Diez años después de finalizada la guerra, ese mismo
árbol, esa piedra y ese tapial eran barridos por una fuerza
que provenía desde las entrañas de la tierra; precisamente
cuando sus pobladores empezaban a acostumbrarse a la tranquilidad.
Si usted hubiera visto los rostros de la gente, le aseguro
que llora, expresa el alcalde de los agustineños,
José Ignacio Carranza, de 36 años de edad. El funcionario
hace un intento por resumir la tristeza y desesperanza que por
varas semanas invadió el espíritu de su gente.
Sin embargo, a un año de esos terribles días, el
destino ha querido que San Agustín sea modelo de lo que
es la voluntad constructiva del ser humano.

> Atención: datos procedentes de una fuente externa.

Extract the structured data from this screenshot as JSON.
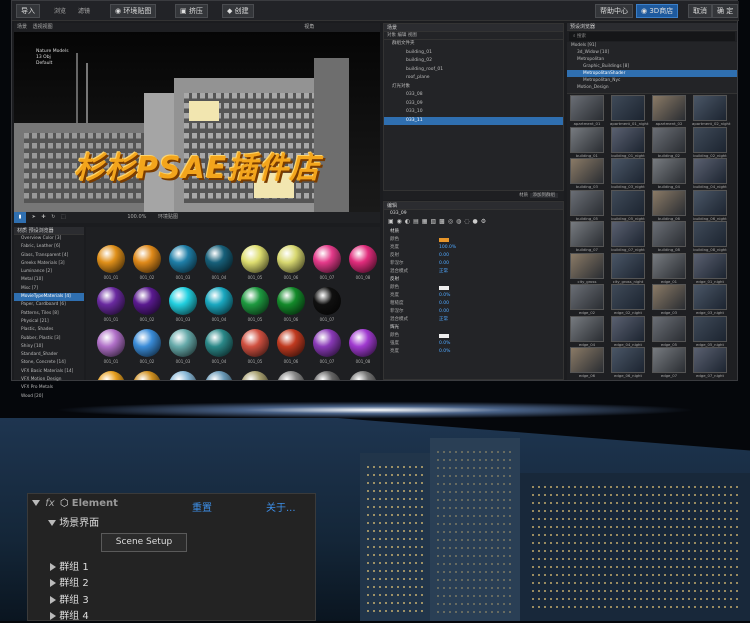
{
  "topbar": {
    "import": "导入",
    "browse": "浏览",
    "filter": "滤镜",
    "env": "环境贴图",
    "extrude": "挤压",
    "create": "创建",
    "help": "帮助中心",
    "store": "3D商店",
    "cancel": "取消",
    "ok": "确 定"
  },
  "viewport": {
    "tab": "场景",
    "mode": "透视视图",
    "bar": "视角",
    "zoom": "100.0%",
    "env": "环境贴图",
    "info1": "Nature Models",
    "info2": "13 Obj",
    "info3": "Default",
    "banner": "杉杉PSAE插件店",
    "colors": {
      "banner": "#f3a51c",
      "accent": "#2f6fb0"
    }
  },
  "matlist": {
    "tabs": [
      "材质",
      "预设浏览器"
    ],
    "items": [
      "Overview Color [3]",
      "Fabric, Leather [6]",
      "Glass, Transparent [4]",
      "Greeks Materials [3]",
      "Luminance [2]",
      "Metal [10]",
      "Misc [7]",
      "MovieTypeMaterials [4]",
      "Paper, Cardboard [6]",
      "Patterns, Tiles [8]",
      "Physical [21]",
      "Plastic, Shades",
      "Rubber, Plastic [3]",
      "Shiny [10]",
      "Standard_Shader",
      "Stone, Concrete [14]",
      "VFX Basic Materials [14]",
      "VFX Motion Design",
      "VFX Pro Metals",
      "Wood [20]"
    ],
    "selected": 7
  },
  "swatches": {
    "rows": [
      [
        "#e0901a",
        "#e08a1a",
        "#1f7fa8",
        "#17607a",
        "#dede70",
        "#d8d870",
        "#e43a8a",
        "#e12c7c"
      ],
      [
        "#6a2aa0",
        "#5a1a90",
        "#22d0e0",
        "#1aa8c0",
        "#1e9a40",
        "#138a2a",
        "#101010"
      ],
      [
        "#b070c8",
        "#3a8cd8",
        "#66aaaa",
        "#2a8888",
        "#d05040",
        "#c03a20",
        "#8a3ab8",
        "#a03ad0"
      ],
      [
        "#e8a020",
        "#d09020",
        "#88b8d8",
        "#6a9ab8",
        "#a8a070",
        "#888",
        "#666",
        "#777"
      ]
    ],
    "labels": [
      "001_01",
      "001_02",
      "001_03",
      "001_04",
      "001_05",
      "001_06",
      "001_07",
      "001_08"
    ]
  },
  "scene": {
    "title": "场景",
    "tabs": [
      "对象",
      "编辑",
      "视图"
    ],
    "items": [
      "群组文件夹",
      "building_01",
      "building_02",
      "building_roof_01",
      "roof_plane",
      "灯光对象",
      "033_08",
      "033_09",
      "033_10",
      "033_11"
    ],
    "selected": 9,
    "status": [
      "材质",
      "添加到群组"
    ]
  },
  "props": {
    "title": "编辑",
    "object": "033_09",
    "sec1": "材质",
    "rows1": [
      "颜色",
      "亮度",
      "反射",
      "菲涅尔",
      "混合模式"
    ],
    "vals1": [
      "",
      "100.0%",
      "0.00",
      "0.00",
      "正常"
    ],
    "sec2": "反射",
    "rows2": [
      "颜色",
      "亮度",
      "粗糙度",
      "菲涅尔",
      "混合模式"
    ],
    "vals2": [
      "",
      "0.0%",
      "0.00",
      "0.00",
      "正常"
    ],
    "sec3": "辉光",
    "rows3": [
      "颜色",
      "强度",
      "亮度"
    ],
    "vals3": [
      "",
      "0.0%",
      "0.0%"
    ]
  },
  "library": {
    "title": "预设浏览器",
    "search": "搜索",
    "tree": [
      "Models [91]",
      "3d_Widow [10]",
      "Metropolitan",
      "Graphic_Buildings [8]",
      "MetropolitanShader",
      "Metropolitan_Nyc",
      "Motion_Design"
    ],
    "selected": 4,
    "thumbs": [
      "apartment_01",
      "apartment_01_night",
      "apartment_02",
      "apartment_02_night",
      "building_01",
      "building_01_night",
      "building_02",
      "building_02_night",
      "building_03",
      "building_03_night",
      "building_04",
      "building_04_night",
      "building_05",
      "building_05_night",
      "building_06",
      "building_06_night",
      "building_07",
      "building_07_night",
      "building_08",
      "building_08_night",
      "city_gross",
      "city_gross_night",
      "edge_01",
      "edge_01_night",
      "edge_02",
      "edge_02_night",
      "edge_03",
      "edge_03_night",
      "edge_04",
      "edge_04_night",
      "edge_05",
      "edge_05_night",
      "edge_06",
      "edge_06_night",
      "edge_07",
      "edge_07_night"
    ]
  },
  "ae": {
    "fx": "fx",
    "name": "Element",
    "reset": "重置",
    "about": "关于...",
    "scene": "场景界面",
    "setup": "Scene Setup",
    "groups": [
      "群组  1",
      "群组  2",
      "群组  3",
      "群组  4"
    ]
  }
}
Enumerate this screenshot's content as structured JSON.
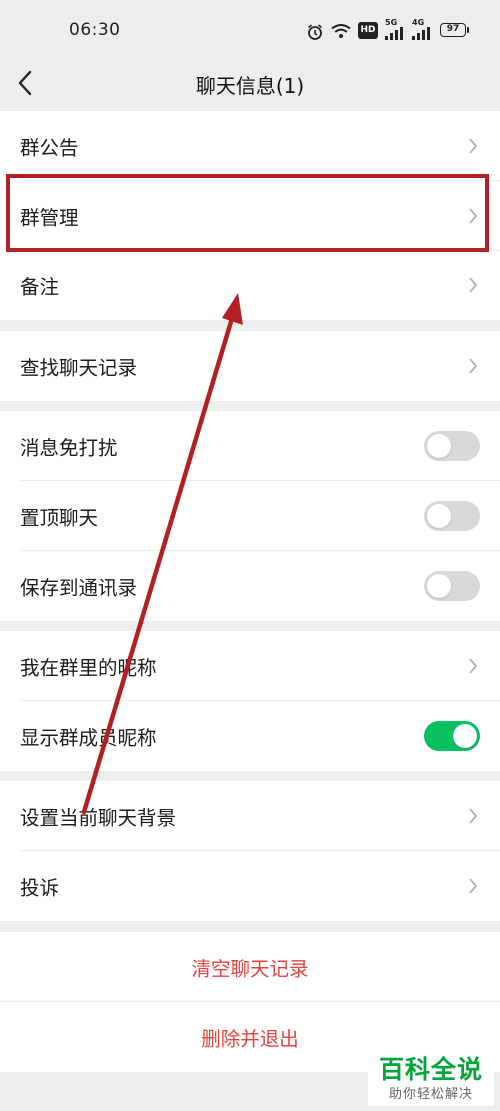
{
  "status_bar": {
    "time": "06:30",
    "battery": "97",
    "network_5g": "5G",
    "network_4g": "4G",
    "hd_badge": "HD"
  },
  "header": {
    "title": "聊天信息(1)"
  },
  "group1": [
    {
      "label": "群公告"
    },
    {
      "label": "群管理"
    },
    {
      "label": "备注"
    }
  ],
  "group2": [
    {
      "label": "查找聊天记录"
    }
  ],
  "group3": [
    {
      "label": "消息免打扰",
      "toggle": false
    },
    {
      "label": "置顶聊天",
      "toggle": false
    },
    {
      "label": "保存到通讯录",
      "toggle": false
    }
  ],
  "group4": [
    {
      "label": "我在群里的昵称"
    },
    {
      "label": "显示群成员昵称",
      "toggle": true
    }
  ],
  "group5": [
    {
      "label": "设置当前聊天背景"
    },
    {
      "label": "投诉"
    }
  ],
  "actions": {
    "clear_history": "清空聊天记录",
    "delete_and_exit": "删除并退出"
  },
  "colors": {
    "accent_green": "#07c160",
    "danger_red": "#e64340",
    "annotation_red": "#b41f24"
  },
  "watermark": {
    "title": "百科全说",
    "subtitle": "助你轻松解决"
  }
}
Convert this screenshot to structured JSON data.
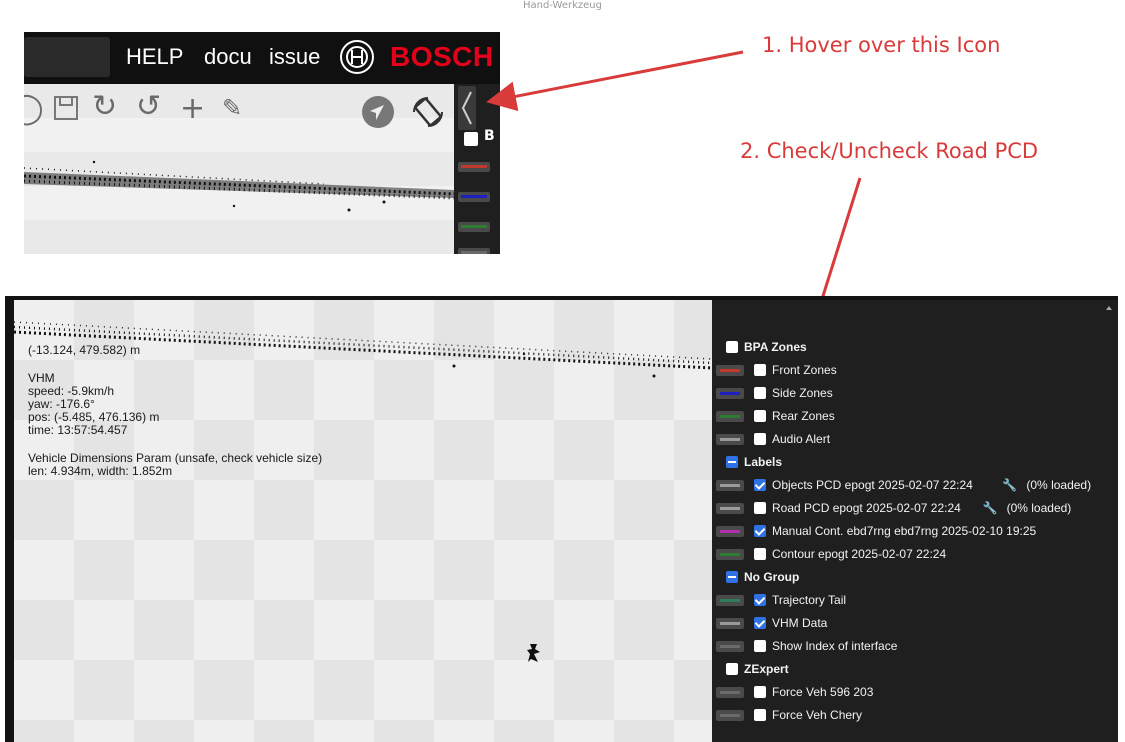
{
  "caption_top": "Hand-Werkzeug",
  "top_screenshot": {
    "header_links": [
      "HELP",
      "docu",
      "issue"
    ],
    "brand": "BOSCH",
    "side_letter": "B",
    "legend_colors": [
      "#c0392b",
      "#2020c0",
      "#2e7d32",
      "#6a6a6a"
    ]
  },
  "annotations": {
    "step1": "1. Hover over this Icon",
    "step2": "2. Check/Uncheck Road PCD",
    "color": "#d93a3a"
  },
  "canvas_info": {
    "pos_top": "(-13.124, 479.582) m",
    "vhm_title": "VHM",
    "speed": "speed: -5.9km/h",
    "yaw": "yaw: -176.6°",
    "pos": "pos: (-5.485, 476.136) m",
    "time": "time: 13:57:54.457",
    "dims_title": "Vehicle Dimensions Param (unsafe, check vehicle size)",
    "dims_values": "len: 4.934m, width: 1.852m"
  },
  "layers": [
    {
      "type": "group",
      "label": "BPA Zones",
      "state": "unchecked"
    },
    {
      "type": "item",
      "label": "Front Zones",
      "state": "unchecked",
      "color": "#c0392b"
    },
    {
      "type": "item",
      "label": "Side Zones",
      "state": "unchecked",
      "color": "#2020c0"
    },
    {
      "type": "item",
      "label": "Rear Zones",
      "state": "unchecked",
      "color": "#2e7d32"
    },
    {
      "type": "item",
      "label": "Audio Alert",
      "state": "unchecked",
      "color": "#9a9a9a"
    },
    {
      "type": "group",
      "label": "Labels",
      "state": "partial"
    },
    {
      "type": "item",
      "label": "Objects PCD epogt 2025-02-07 22:24",
      "state": "checked",
      "color": "#9a9a9a",
      "wrench": true,
      "suffix": "(0% loaded)"
    },
    {
      "type": "item",
      "label": "Road PCD epogt 2025-02-07 22:24",
      "state": "unchecked",
      "color": "#9a9a9a",
      "wrench": true,
      "suffix": "(0% loaded)"
    },
    {
      "type": "item",
      "label": "Manual Cont. ebd7rng ebd7rng 2025-02-10 19:25",
      "state": "checked",
      "color": "#b030b0"
    },
    {
      "type": "item",
      "label": "Contour epogt 2025-02-07 22:24",
      "state": "unchecked",
      "color": "#2e7d32"
    },
    {
      "type": "group",
      "label": "No Group",
      "state": "partial"
    },
    {
      "type": "item",
      "label": "Trajectory Tail",
      "state": "checked",
      "color": "#2e7d5a"
    },
    {
      "type": "item",
      "label": "VHM Data",
      "state": "checked",
      "color": "#9a9a9a"
    },
    {
      "type": "item",
      "label": "Show Index of interface",
      "state": "unchecked",
      "color": "#6a6a6a"
    },
    {
      "type": "group",
      "label": "ZExpert",
      "state": "unchecked"
    },
    {
      "type": "item",
      "label": "Force Veh 596 203",
      "state": "unchecked",
      "color": "#6a6a6a"
    },
    {
      "type": "item",
      "label": "Force Veh Chery",
      "state": "unchecked",
      "color": "#6a6a6a"
    }
  ]
}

Concentradas a pocos kilómetros del centro de San Agustín,
se levantan 180 casas de concreto edificadas, cada una, en un
espacio de 50 metros cuadrados. El nuevo hogar de las 180 familias
ha sido bautizado con el nombre de Villa España,
en reconocimiento a la ayuda de tres millones 500 mil dólares
entregada por el gobierno ibérico a fin de procurar un
techo digno y permanente a los afectados.
Ya recuperados
Nos han dicho que no tenemos que reembolsar nada,
comenta Miriam del Carmen Morales, de 24 años, una de las
beneficiarias, quien proyecta que el hijo que espera nazca en
su propia casa.
Al igual que ella, otros beneficiados se han instalado ya, en
techos improvisados, frente a los lotes que les han sido asignados
por la alcaldía de San Agustín y por el Fondo Nacional
de Vivienda Popular.
Los pobladores de Villa España, además de contar
con casas de dos habitaciones, sala-comedor, cocina y un corredor
externo, verán por fin la luz en la calles que ya la cruzan.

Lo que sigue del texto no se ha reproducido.